I am a huge numbers fan. Numbers can tell us so much about not only your business but also about your staff, office culture, as well as guide our future decisions. My excitement with numbers began when I was young, growing up in New York City. My father would constantly drill me on my multiplication tables and how to calculate the tip in restaurants. Running a medical eyecare office has become more challenging over the decades but understanding gross revenue versus net revenue has never been more vital. A business’ Gross revenue equals every single dollar collected and deposited in your company’s bank account, while Net revenue refers to the amount of money left after every possible office expense is paid. Gross revenue is often confused with build revenue. If you are on a cash basis system with your accountant, billed money means absolutely nothing. However, if you are on an accrual system, then this needs to be looked at differently. As an owner, you need to factor in the percentage you truly receive based on your practices historical data.
I am all about focusing over 90% of your time on growing your “Top” numbers (your gross revenue) as much as possible. It’s always easier to run a business with annual growth rather than with a stagnant, or worse, declining practice.

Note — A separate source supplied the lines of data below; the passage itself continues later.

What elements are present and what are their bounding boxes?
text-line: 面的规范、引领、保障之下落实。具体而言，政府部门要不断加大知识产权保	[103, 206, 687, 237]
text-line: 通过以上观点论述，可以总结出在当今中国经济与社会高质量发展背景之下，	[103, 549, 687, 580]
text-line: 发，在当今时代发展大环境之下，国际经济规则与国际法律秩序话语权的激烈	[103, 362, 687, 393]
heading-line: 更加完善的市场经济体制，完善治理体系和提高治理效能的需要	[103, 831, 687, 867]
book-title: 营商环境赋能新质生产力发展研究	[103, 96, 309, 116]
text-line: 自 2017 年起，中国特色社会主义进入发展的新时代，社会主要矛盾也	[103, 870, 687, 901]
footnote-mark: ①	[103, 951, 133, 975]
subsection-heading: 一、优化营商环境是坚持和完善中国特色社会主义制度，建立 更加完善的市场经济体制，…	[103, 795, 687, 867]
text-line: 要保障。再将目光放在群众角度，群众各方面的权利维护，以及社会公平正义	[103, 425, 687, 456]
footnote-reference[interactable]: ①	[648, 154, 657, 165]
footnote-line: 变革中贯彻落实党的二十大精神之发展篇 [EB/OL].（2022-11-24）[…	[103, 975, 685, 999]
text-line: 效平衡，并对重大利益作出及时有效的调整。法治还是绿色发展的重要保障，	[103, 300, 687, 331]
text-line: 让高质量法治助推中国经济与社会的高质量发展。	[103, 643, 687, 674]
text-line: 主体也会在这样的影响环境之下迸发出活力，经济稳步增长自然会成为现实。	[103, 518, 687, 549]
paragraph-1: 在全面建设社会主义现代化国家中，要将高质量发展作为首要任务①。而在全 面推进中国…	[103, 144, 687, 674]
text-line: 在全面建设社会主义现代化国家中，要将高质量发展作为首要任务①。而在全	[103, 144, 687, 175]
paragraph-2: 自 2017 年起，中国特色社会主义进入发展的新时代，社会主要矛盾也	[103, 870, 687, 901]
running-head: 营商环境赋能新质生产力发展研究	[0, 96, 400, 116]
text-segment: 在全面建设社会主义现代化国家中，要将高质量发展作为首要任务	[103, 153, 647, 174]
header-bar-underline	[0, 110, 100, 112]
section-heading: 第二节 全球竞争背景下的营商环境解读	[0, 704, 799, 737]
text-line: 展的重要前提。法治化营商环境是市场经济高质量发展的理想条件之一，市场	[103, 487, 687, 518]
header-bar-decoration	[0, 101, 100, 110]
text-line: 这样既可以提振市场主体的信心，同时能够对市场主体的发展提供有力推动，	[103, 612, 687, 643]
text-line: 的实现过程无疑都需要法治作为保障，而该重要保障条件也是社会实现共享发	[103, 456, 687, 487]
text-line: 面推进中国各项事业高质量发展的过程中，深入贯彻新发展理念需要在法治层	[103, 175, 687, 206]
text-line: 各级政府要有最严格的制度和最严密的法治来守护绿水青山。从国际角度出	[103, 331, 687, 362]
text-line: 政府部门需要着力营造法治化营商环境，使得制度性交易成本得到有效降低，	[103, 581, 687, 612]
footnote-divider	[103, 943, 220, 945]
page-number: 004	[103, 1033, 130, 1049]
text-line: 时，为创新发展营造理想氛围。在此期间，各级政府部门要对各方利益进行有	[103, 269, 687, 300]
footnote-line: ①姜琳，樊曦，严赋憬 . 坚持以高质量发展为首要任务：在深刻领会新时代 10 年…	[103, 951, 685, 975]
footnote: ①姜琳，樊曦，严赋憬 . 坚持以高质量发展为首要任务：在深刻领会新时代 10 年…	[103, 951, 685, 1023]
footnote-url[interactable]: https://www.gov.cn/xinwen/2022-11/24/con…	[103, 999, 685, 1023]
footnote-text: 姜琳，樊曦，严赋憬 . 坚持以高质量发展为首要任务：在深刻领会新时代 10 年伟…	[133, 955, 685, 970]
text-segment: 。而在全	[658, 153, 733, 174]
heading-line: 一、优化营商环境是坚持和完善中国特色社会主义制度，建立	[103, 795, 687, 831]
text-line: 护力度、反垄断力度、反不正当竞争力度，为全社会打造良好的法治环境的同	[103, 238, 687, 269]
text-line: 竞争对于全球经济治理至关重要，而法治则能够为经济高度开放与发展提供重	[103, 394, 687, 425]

Growth for me has always been different because of how the cost of doing business varies. I define growth as anything 5% or more from the previous year’s gross revenue. I hear quite often that this is absurd and incorrect. It’s my viewpoint that inflationary costs need to be factored into owning a brick-and-mortar business. For example, our national average for staff salary raises is just above 3%. Health insurance rates, utilities, expenses, and property taxes are also examples of items that continue to inflate. This is why I use the 5% or more barometer for “true” growth. Part of being a true leader is being honest with ourselves; pats on the back only go so far.
Net revenue is something we all spend way too much time on. I recommend spending only the month of January on reviewing and prioritizing all possible negotiable expenditure items. Some examples of these negotiable expenses are insurance (all types), costs of goods, I.T., waste disposal, security companies, retirement plans, and many more which we will discuss in later articles. I am a believer in the age-old practice of getting at least three quotes for each item. Obviously, if a great deal presents itself between February and December you should address it but stick with that mindset until the end of January and then switch to focusing on full-on growth. This also allows us to create a budget for expenses for the entire year, and then take that budget and do the math. We take the monthly budgeted amount and divide that number by the number of hours we are open, so we know our costs of doing business down to the hour. Too often I will see our clients forget to factor in their one-time payment items. These must be factored in and broken down to truly understand your operating costs.
You cannot cut your way to success! There are only so many things you can cut before nothing is left. The mentality of constantly cutting will begin to affect culture within the office or worse, start becoming visible to patients and clients. It’s all about growth! Growth comes from change and challenging yourself as well as your staff to become the best possible.